Es konzeptualisiert Städte sowohl als Objekte der Welterzeugung, als auch als aktive Akteure in Welterzeugungsprozessen, und es verbindet zwei analytische Schwerpunkte: Eine strukturalistische Perspektive, die sich insbesondere dem globalen Kapitalismus, Formen von global governance und von autoritären Regierungsstrukturen in China in ihrer Bedeutung für Welterzeugung widmet; und eine Mikroperspektive auf soziale Interaktion und Kommunikation in zwischenmenschlichen Beziehungen und sozialen Welten von überschaubarer Größe (Familie, Nachbarschaft, Stadtviertel).


Aktivitäten des Projekts: Seminare, Vorträge, Präsentationen, Workshops, Interviews

Presentation „Image of City and Imagining the Future Cities” by Antonie Angerer

On May 22, 2021, Antonie Angerer was invited to speak at the round table conference “Lively New Towns and Villages, A New Way of Life” organized by the China Urban Planning Institute, Yangtze River Delta Department of Tourism and Culture. In a group of experts and local government officials, the China Urban Planning Institute invited for a discussion to analyze the potential of culture and art in rural revitalization processes. For the round table conference in Huzhou different actors were invited to introduce initiatives that use art to revitalize, archive or reflect on China´s cities and villages. Culture and art were discussed as catalysators for tourism, as well as creating incentives for city population moving to or village population staying in the countryside.

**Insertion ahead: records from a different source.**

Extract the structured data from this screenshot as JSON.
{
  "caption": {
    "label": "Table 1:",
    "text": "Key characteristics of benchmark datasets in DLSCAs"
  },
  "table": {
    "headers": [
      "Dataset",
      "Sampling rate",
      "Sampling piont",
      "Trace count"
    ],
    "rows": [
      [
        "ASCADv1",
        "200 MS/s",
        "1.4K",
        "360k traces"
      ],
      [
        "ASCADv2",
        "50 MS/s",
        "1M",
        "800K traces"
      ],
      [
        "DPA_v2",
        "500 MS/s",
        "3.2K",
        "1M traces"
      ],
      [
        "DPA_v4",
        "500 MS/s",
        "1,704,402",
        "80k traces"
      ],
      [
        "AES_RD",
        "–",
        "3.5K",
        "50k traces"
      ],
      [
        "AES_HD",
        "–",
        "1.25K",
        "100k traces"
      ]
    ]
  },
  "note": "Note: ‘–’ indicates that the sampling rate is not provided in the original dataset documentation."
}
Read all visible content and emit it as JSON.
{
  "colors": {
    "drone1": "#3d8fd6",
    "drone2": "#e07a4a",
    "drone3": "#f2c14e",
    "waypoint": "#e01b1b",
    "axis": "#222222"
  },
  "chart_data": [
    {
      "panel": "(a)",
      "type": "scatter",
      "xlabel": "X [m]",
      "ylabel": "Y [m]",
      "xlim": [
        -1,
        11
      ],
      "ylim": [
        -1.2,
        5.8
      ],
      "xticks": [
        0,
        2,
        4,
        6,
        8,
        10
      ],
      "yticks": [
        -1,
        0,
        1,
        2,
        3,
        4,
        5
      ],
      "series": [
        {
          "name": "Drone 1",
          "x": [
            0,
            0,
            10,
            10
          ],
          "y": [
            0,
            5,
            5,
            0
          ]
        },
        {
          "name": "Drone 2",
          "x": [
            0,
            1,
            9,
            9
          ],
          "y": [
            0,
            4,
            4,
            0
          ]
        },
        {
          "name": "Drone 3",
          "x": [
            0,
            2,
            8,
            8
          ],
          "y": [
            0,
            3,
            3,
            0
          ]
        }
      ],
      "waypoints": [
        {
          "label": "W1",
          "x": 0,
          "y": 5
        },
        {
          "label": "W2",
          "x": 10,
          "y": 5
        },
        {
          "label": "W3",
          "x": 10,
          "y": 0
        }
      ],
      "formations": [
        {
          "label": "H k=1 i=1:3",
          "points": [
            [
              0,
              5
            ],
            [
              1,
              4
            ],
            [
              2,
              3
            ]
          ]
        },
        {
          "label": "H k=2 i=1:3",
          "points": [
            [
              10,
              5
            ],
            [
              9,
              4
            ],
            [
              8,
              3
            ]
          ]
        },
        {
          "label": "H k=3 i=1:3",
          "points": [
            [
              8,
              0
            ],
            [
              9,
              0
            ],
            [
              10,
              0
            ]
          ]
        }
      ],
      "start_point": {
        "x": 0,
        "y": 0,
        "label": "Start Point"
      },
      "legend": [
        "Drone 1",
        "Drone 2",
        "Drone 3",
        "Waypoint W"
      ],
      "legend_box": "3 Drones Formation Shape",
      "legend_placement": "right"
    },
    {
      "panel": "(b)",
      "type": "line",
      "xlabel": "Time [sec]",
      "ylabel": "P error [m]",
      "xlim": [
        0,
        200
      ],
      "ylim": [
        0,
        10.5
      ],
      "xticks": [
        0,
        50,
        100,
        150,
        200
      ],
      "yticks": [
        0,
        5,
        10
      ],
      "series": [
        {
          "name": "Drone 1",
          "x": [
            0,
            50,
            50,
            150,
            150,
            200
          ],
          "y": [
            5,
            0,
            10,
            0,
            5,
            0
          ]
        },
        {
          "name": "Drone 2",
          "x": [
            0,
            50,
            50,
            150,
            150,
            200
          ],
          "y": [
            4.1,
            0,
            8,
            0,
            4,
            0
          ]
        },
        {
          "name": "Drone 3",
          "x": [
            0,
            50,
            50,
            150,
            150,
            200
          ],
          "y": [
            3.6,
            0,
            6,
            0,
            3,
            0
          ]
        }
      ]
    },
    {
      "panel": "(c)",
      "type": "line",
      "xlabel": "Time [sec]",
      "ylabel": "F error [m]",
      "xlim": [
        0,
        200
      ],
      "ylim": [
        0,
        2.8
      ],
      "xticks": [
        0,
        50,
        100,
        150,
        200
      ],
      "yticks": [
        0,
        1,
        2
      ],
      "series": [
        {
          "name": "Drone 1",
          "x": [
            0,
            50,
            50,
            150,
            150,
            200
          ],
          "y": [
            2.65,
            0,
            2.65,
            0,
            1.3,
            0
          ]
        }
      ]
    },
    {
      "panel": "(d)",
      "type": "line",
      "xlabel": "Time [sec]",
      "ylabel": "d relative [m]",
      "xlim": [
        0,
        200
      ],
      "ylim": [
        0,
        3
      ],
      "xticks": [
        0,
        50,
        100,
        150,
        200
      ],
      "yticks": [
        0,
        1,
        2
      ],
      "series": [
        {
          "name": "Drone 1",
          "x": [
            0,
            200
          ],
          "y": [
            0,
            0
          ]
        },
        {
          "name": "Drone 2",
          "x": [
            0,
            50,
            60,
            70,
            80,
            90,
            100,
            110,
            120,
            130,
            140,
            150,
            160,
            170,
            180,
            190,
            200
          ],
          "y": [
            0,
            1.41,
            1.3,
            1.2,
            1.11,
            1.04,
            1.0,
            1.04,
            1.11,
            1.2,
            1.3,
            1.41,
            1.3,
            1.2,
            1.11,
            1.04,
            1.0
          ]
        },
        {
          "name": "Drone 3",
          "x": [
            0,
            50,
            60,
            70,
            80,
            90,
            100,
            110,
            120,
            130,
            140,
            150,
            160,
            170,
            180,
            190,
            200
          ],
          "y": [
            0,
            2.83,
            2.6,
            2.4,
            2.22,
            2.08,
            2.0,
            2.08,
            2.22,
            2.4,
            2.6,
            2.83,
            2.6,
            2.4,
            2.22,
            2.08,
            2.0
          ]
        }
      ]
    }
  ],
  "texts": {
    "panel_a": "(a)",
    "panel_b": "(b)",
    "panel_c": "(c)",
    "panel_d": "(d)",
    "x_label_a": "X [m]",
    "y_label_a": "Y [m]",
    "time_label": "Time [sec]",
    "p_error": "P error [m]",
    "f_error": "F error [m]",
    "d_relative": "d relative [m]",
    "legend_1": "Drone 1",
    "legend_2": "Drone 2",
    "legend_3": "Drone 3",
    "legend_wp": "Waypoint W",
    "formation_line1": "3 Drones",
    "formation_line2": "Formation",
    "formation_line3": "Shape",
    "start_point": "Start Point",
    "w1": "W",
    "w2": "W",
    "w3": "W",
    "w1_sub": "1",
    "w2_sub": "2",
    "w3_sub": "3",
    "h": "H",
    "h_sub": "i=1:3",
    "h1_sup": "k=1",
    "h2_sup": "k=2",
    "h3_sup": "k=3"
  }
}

Screening & Talk Series “Urban Governance and Social Worlds in China’s Cities”

Im Rahmen eines M.A. Seminars am Institut für Chinastudien, Freie Universität Berlin, waren Interessierte eingeladen, an der Screening & Talk Series “Urban Governance and Social Worlds in China’s Cities” teilzunehmen. Zu vier Dokumentarfilmen und einem Literaturprojekt wurden Künstlerinnen und Künstler eingeladen, ihre Projekte persönlich vorzustellen.